Consulte e partecipazione
by Redazione
Posted on Aprile 27, 2006
Ieri si è tenuta l’ultima riunione della Consulta per l’Islam con il Ministro Pisanu. Sono stati affrontati molti argomenti tra cui scuola, casa, lavoro, cittadinanza, è stata avanzata anche la richiesta di ottenere dalla Rai uno spazio autogestito di religione e cultura; il tutto in vista dell’elaborazione di una piattaforma da discutere con il nuovo Governo. L’obiettivo – è stato detto – è quello di costruire «un Islam italiano unitario e pluralista, fondato sui valori religiosi e culturali, ma anche sulla piena accettazione degli ordinamenti politici e delle leggi italiane».
La Consulta islamica è il primo organismo che “rappresenta” i musulmani d’Italia. Costituita nel settembre 2005 tra molte polemiche, soprattutto con riferimento alla presenza al suo interno di esponenti dell’Ucoii (Unione delle comunità e delle organizzazioni islamiche in Italia), svolge funzioni esclusivamente consultive, esprimendo pareri e formulando proposte sulle questioni indicate dal Ministro.
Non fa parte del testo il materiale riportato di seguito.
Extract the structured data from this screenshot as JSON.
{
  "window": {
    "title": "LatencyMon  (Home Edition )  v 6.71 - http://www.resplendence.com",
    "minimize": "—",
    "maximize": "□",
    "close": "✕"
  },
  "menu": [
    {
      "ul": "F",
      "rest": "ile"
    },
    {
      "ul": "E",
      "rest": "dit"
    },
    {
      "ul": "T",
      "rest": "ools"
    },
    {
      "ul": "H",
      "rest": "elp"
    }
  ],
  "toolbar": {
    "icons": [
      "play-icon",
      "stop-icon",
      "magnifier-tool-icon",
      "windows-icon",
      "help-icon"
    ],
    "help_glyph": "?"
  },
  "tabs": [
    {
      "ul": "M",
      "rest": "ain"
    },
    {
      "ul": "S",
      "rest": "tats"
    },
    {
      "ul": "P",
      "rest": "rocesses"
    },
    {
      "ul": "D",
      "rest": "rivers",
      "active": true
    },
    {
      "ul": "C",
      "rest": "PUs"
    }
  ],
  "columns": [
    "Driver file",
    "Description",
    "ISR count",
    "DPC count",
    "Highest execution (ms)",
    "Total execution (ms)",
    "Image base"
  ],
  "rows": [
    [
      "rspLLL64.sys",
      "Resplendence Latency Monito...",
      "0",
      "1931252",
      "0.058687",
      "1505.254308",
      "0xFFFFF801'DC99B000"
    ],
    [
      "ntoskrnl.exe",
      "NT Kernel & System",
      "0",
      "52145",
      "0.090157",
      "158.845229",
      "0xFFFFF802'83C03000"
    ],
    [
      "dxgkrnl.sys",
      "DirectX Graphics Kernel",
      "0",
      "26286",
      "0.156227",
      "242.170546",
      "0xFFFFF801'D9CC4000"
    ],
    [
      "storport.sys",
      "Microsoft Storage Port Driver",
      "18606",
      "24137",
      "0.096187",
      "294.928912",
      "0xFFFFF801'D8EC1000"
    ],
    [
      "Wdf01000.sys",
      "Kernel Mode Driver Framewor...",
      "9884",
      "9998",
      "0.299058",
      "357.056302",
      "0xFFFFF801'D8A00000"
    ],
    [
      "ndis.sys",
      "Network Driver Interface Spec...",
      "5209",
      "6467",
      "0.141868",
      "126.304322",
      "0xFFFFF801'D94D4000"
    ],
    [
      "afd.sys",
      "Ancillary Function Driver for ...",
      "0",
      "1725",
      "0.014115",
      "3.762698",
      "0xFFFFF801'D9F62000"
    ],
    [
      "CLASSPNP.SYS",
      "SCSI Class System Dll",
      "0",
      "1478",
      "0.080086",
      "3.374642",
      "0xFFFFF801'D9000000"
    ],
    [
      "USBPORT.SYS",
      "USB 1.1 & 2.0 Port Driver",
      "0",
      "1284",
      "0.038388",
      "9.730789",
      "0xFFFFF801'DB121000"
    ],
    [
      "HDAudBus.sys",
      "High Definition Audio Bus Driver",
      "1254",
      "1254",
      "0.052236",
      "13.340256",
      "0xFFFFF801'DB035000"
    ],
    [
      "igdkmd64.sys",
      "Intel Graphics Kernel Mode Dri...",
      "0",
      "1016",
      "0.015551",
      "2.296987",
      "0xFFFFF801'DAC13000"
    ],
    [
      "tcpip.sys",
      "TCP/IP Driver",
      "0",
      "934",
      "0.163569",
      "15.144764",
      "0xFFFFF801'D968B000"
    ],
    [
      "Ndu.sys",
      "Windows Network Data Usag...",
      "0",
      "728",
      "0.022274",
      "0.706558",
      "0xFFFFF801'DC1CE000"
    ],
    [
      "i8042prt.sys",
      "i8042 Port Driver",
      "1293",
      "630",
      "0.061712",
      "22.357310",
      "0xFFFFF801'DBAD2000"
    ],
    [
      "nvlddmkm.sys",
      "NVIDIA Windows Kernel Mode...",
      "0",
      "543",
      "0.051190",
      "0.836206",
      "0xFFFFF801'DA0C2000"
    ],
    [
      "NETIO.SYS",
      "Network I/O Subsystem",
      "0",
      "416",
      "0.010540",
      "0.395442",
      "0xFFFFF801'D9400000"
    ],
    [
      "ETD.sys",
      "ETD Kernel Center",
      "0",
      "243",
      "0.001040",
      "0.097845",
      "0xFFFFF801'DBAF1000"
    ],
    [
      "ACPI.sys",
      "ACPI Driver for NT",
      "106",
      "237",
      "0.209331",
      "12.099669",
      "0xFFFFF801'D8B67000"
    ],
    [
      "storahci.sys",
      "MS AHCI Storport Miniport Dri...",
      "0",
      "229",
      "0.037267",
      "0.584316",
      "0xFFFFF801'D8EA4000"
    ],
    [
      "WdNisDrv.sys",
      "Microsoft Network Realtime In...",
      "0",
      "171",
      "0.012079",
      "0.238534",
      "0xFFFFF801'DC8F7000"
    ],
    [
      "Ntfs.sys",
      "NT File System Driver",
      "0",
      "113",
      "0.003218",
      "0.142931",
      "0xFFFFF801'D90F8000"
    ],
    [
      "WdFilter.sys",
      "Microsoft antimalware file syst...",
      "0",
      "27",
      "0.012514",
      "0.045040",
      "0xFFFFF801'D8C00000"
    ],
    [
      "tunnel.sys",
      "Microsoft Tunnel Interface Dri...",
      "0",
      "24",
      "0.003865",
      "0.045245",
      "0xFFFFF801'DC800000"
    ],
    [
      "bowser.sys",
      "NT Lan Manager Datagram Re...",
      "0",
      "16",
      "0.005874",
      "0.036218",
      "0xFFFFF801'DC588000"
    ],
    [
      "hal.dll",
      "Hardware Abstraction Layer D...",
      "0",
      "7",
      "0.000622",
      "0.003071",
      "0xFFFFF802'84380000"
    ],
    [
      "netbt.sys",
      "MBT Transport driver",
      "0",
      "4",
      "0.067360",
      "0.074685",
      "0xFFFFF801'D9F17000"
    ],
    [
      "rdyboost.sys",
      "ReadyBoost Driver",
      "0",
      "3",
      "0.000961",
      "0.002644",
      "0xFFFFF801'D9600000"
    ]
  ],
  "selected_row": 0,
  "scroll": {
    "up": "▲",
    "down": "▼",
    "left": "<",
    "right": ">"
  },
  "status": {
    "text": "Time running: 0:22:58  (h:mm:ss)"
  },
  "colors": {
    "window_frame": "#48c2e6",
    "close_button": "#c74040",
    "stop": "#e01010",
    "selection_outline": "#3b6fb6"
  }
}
In quest’ottica e accanto a questo organismo, seppure con modalità e struttura differenti, vi sono altri esempi di strumenti di partecipazione per gli stranieri alla vita pubblica del Paese. Si tratta di organismi creati su base elettiva e con finalità consultive, istituiti presso gli enti locali e composti da un numero di persone rapportate alla consistenza numerica degli stranieri presenti sul terreno locale. Organi che troviamo in diverse realtà territoriali su tutta la penisola.
Occorre vedere favorevolmente tutto quanto tenda a rendere permanente il metodo del dialogo sociale, tuttavia non ci pare improprio porre alcune questioni prima che certi organismi giungano al pieno consolidamento. È indispensabile la massima chiarezza sui sistemi adottati per individuare gli interlocutori istituzionali, la massima consapevolezza circa gli strumenti da questi utilizzati per la selezione della leadership. Bisogna, inoltre, essere pienamente coscienti che il dialogo sociale per il governo dell’immigrazione si fonda su due elementi portanti e imprescindibili: da un lato non sbilanciare il dialogo solo in direzione delle maggioranze (non tutti gli stranieri sono musulmani) e dall’altro avere presente che il dialogo sociale è un mezzo e non un fine che serve a stabilire criteri reali e condivisi in tema di cittadinanza e di rappresentanza, al tema del diritto di voto non si sfugge dunque.
Ma quanto questi organismi rappresentano da soli per gli stranieri un’effettiva opportunità di inclusione e coinvolgimento alla vita pubblica del Paese? Quanto realmente sono una risposta adeguata e consona alle loro esigenze di partecipazione?
L’esperienza ha dimostrato che non sempre è possibile dare risposte positive alle questioni poste. In realtàle esigenze di una reale partecipazione degli stranieri alla vita politica del Paese possono essere soddisfatte soltanto laddove si prevedano degli organi concepiti non come organismi simbolici, spesso luoghi di incontro scarsamente utili, bensì come reali organi consultivi. Soprattutto con riferimento alleConsulte per l’immigrazione, si auspica la creazione di organi a composizione mista, formati non solo da esponenti delle comunità immigrate, ma anche da rappresentanti delle diverse realtà, istituzioni e servizi di cui gli stranieri usufruiscono, oltre che da esponenti dell’associazionismo e del volontariato di settore. È inoltre, indispensabile una definizione più ampia e più articolata possibile delle materie della vita politica oggetto dell’attività consultiva, tenendo conto della specificità delle varie realtà territoriali e di un raccordo con gli operatori a livello istituzionale dei vari settori e con i soggetti sociali che lavorano nel territorio sui temi dell’immigrazione. Da non trascurare è altresì la determinazione di modalità di monitoraggio dell’efficienza e dell’efficacia dell’organismo al fine di evitare la creazione di organi senza uno scopo preciso e, principalmente, inutili sprechi di risorse.
Soltanto attraverso il soddisfacimento di questi criteri e la predisposizione di tali elementi sarà possibile poter parlare di una effettiva e adeguata partecipazione dei cittadini non comunitari ai processi di formazione delle decisioni.